I'd be interested to hear opinion from someone who regularly gets scum sites banned (not that I'd expect anyone to out themselves). But I think there are different types of 'bad neighborhoods'.
- Ben
[edited by: Bennie at 12:48 am (utc) on Oct. 3, 2006]
according to Adam_Lasnik it doesn't matter wether we link to bad webites , so I don't see why we should still talk about it...
He didn't say that, he said the occasional bad link won't get your site flipped to supplemental or affect you being indexed in the main cache.
define egregrious
I would suggest he is referring to this meaning - conspicuously bad : FLAGRANT (again open to interpretation)
My take is that Google looks at sites in terms of a ratio of inbounds and outbounds as well as possibly the theme. I believe that the weight of too many links leaving the site ratio has a bigger impact than the relevance of the links, but do not have evidence.
Removing unrelated and poor links (links on FFA, bannable topics, more than 50 links per page, etc) simply increases your chance of having the BEST quality links to your website, which is always good.
Thanks for your suggestions, and I do understand your point. I've looked my site over closely, and I do see some missed opportunities for internal linking. One in particular could improve the functionality of the site for the end user.
It will take some time to complete, but I'm going to make some changes to my internal links. I'm also going to see if I can identify anything else along these lines that might be helpful.
Thanks again!
Another cache date indicator is if you ever link to a bad neighbourhood, you will see your cache date for the page with the dodgy link on it freeze for two days and then revert to a date about 2 or 3 weeks back in time - and will stay there until you remove the dodgy link. If you leave the link there for more than about 10 days you'll see your page turn URL-only or supplemental and you are really in the crapper by that point.
I have tested this on a throwaway domain many times over the last 18 months. Stuck cache dates can be an indicator of several things. I do keep an eye on them.
e.g. the site was about Boats and lingerie links were mistakedly published on it.

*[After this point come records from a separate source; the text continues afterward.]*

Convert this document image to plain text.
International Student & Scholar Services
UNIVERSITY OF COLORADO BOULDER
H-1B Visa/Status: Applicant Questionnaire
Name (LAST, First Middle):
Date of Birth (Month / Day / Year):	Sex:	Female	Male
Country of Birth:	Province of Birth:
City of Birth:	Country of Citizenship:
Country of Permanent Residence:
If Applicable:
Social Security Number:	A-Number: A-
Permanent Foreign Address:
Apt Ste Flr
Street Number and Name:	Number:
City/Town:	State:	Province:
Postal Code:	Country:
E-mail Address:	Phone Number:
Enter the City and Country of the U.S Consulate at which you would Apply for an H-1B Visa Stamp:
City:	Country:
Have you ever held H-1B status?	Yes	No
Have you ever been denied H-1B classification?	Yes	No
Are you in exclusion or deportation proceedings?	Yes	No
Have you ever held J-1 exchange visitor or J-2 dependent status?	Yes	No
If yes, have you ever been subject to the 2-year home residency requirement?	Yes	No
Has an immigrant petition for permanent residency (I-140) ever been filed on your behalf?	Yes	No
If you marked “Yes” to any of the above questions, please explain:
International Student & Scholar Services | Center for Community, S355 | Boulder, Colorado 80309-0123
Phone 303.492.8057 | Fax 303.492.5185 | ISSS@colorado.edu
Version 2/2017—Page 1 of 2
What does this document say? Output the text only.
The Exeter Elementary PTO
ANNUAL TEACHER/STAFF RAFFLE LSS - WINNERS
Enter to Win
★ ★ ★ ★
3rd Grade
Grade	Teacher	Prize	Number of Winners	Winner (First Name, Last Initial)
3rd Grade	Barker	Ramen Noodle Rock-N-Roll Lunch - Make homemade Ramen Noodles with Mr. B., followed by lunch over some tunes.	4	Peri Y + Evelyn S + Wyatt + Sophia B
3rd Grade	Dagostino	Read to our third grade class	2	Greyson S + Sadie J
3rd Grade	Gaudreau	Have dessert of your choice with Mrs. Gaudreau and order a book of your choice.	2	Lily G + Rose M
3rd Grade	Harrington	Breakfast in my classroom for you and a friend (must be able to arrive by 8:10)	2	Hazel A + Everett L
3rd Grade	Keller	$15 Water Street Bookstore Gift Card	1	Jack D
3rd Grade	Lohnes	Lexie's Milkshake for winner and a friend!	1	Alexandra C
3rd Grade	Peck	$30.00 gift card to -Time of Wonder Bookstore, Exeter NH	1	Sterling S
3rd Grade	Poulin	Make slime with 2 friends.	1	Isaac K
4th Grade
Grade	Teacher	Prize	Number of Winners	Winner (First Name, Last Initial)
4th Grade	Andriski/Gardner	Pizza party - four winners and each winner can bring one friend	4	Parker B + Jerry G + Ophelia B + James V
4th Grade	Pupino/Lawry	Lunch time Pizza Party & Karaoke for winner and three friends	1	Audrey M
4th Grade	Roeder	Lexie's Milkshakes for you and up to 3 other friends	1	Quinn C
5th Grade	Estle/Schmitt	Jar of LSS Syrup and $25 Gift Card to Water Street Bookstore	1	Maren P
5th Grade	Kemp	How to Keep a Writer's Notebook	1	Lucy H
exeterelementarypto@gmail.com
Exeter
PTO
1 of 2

All pages with these links on them were stripped of their page rank. The pages they pointed to were unaffected.
All pages without these links on them retained their page rank.
I guess the only way to restore a site or pages that did this, is to submit a reinclusion request and ask for forgiveness.
This may provide a practical testimony to Adam's statement above which suggests/says that Google can detect link networks, patterns and "strange" unrelated links on sites in conflict with their themes.
[edited by: Whitey at 10:40 am (utc) on Oct. 10, 2006]
Bad neighborhoods, expired domains, links unrelated to the page they're on, all have a negative impact on a site's rankings. Checked and proven, I've dumped most outbound links and the site is slowly and steadily recovering (was #6/7 on the first page and tanked to page 7, now gradually moving up - page 4 today #34) - I would NOT ask for a re-inclusion request if I were you unless your domain is banned forever (doesn't come first on a request for its domain name). The algo will normally do the job without having you to beg for forgiveness.
What's more difficult nowadays is to find out whether a site is indeed a bad neighborhood or not.. Apart from the obvious, I found sites that looked nice and cool but discovered they were heavily penalized for dupe content. There, only a site: search can help imo.
What Adam means is if for example you are linking to 100 sites and 2 are broken links or bad neighborhoods it won't really matter. But if most of your links are bad, then it WILL matter.
If you make a CAREFUL examination of all your outbounds, you will be amazed - most of them are junk
We had the same story - 2 of our sites dropped from first positions to page 3 on aug 17 and now are gradually recovering by itself. One site had only select quality outbound links, another had more links but did not clean up anything after the drop and still both sites are climbing up in the SERPS.
This situation has got NOTHING to do with your outbound links.